I've heard from multiple people teaching Haskell that it's much easier to grasp for people with no prior programming experience compared to those with one or more languages under their belt. It makes sense on some level - core Haskell is about taking plain data and transforming it into something else. Much easier to explain than public static enterprise beans. I think that learning Java/Python/JavaScript/C#/PHP as a first language burdens you with too much baggage, while a lot of what Haskell teaches can be successfully applied regardless of what language you end up working with.
It's truly unfortunate that Haskell got the reputation of being mainly about monoids in the category of endofunctors, and zygohistomorphic prepromorphisms. The core principles are simple, solid, and lend themselves well to writing production code.
Uh, what? Learning Haskell covers a huge surface area, many things you learn are applicable to tons of other languages. How does that make it a poor teaching language?
I'm interpreting "Teaching language" to be the first language students learn. How can one explain the need for monadic IO properly without explaining how regular printf and the like work. Also, Haskell is quite scary to the beginner (Although I personally find it much simpler/more consistent than the Java and C++)

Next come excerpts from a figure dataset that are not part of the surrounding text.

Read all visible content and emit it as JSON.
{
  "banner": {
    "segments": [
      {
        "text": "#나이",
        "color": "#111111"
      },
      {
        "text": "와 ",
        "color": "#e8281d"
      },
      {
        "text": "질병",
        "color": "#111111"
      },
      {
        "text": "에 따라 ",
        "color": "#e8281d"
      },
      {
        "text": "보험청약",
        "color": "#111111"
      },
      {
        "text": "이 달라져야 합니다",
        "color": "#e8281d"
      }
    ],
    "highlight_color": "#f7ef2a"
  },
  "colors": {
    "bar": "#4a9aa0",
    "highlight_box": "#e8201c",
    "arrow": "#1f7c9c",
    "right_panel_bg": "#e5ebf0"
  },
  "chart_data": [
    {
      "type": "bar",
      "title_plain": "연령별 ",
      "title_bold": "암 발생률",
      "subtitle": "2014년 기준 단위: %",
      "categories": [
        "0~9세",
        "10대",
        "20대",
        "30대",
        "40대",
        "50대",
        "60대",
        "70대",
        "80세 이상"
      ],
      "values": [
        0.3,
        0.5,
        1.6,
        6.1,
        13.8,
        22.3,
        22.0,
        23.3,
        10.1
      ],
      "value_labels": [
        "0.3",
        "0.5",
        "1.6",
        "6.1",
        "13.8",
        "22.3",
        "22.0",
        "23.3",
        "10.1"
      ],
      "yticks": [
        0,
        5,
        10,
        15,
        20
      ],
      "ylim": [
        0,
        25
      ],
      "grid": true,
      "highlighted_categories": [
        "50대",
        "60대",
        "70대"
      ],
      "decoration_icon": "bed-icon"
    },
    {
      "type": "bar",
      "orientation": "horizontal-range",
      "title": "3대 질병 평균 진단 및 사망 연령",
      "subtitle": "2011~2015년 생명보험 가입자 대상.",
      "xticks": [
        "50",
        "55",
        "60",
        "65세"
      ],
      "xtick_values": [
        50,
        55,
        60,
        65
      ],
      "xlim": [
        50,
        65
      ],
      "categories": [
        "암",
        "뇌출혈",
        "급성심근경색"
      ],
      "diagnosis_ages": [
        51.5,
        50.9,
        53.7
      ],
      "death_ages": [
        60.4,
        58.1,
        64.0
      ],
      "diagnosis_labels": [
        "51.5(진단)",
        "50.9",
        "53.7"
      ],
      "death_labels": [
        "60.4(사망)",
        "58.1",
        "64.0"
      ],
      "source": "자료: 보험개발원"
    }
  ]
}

If it's (say) the third language they learn, then Haskell is absolutely perfect for the exact reason/s you have stated. Personally, I actually learnt Haskell by accident (Read SPJ's book about lazy functional language implementation, realized SPJ started Haskell then learnt more from there).
That's only if you're used to imperative languages. Of course even in functional land a slimmed down language like Scheme is probably better for teaching.